When I was a young boy I spent a lot of time in Germany. In the 1960s it was still a common thing to see war amputees everywhere you went. The scars of modern war, you see, are not so easily concealed. There are always more injured than killed. It is those survivors who remind us more often of the cost of conflict.

These courageous young men in Croydon reminded me of those old soldiers. It was not something I had expected to see on London's streets.

As the men of 2 Rifles passed through the town centre the crowd cheered and at times it was a very intimate parade; just a hands width separating the thousands of well-wishers and marching troops.

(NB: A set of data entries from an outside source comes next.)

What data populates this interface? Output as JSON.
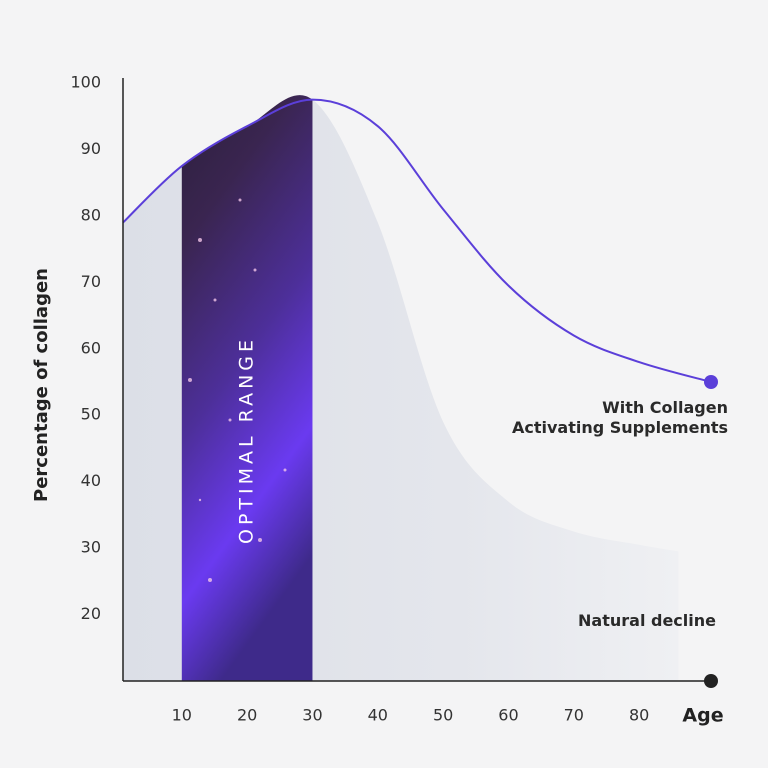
{
  "chart_data": {
    "type": "line",
    "x_label": "Age",
    "y_label": "Percentage of collagen",
    "xlim": [
      1,
      91
    ],
    "ylim": [
      10,
      100
    ],
    "xticks": [
      10,
      20,
      30,
      40,
      50,
      60,
      70,
      80
    ],
    "yticks": [
      20,
      30,
      40,
      50,
      60,
      70,
      80,
      90,
      100
    ],
    "optimal_range": {
      "label": "OPTIMAL RANGE",
      "xlim": [
        10,
        30
      ]
    },
    "series": [
      {
        "name": "With Collagen\nActivating Supplements",
        "color": "#5b3fd9",
        "style": "line",
        "x": [
          1,
          10,
          20,
          30,
          40,
          50,
          60,
          70,
          80,
          91
        ],
        "values": [
          79,
          87.5,
          93.5,
          97.5,
          93.5,
          81,
          69.5,
          62,
          58,
          55
        ]
      },
      {
        "name": "Natural decline",
        "color": "#dde0e8",
        "style": "area",
        "x": [
          1,
          10,
          20,
          30,
          40,
          50,
          60,
          70,
          80,
          86
        ],
        "values": [
          79,
          87.5,
          93.5,
          97.5,
          79,
          49,
          37,
          32.5,
          30.5,
          29.5
        ]
      }
    ]
  }
}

Assembled outside Croydon Town Hall the civic leadership offered the soldiers the freedom of the City of Croydon. Lieutenant Horsfal and his fellow wounded soldiers were presented to the Mayor by Commanding Officer Lt Col Rob Thomson. It must have been a sobering moment to see these young men for the Mayor.

I overheard a number of the crowd expressing shock at seeing the condition of those particular young men.

Rob Thomson says it is a vital part of keeping up his men's morale; to know that their endeavours and sacrifice are not being overlooked. He pointed out it was a chance for the families of soldiers to feel less isolated from the public and to feel that their soldiering folk are appreciated.

We are good at military pageantry. The marching band and the crisp drill of the soldiers are quite a sight. Even Army bands have a sense of humour these days. They played the theme tune from Star Wars and Indiana Jones along with more traditional scores.

People are repeatedly showing they are keen to turn out to show their appreciation and respect for these young soldiers who are increasingly paying a high price for our Middle Eastern policy.

But there is another side to these parades which is making people uncomfortable, myself included. Having been at a number of these parades over the past few years I get the sense that Londoners are beginning to witness first hand the real human cost of this Middle Eastern engagement.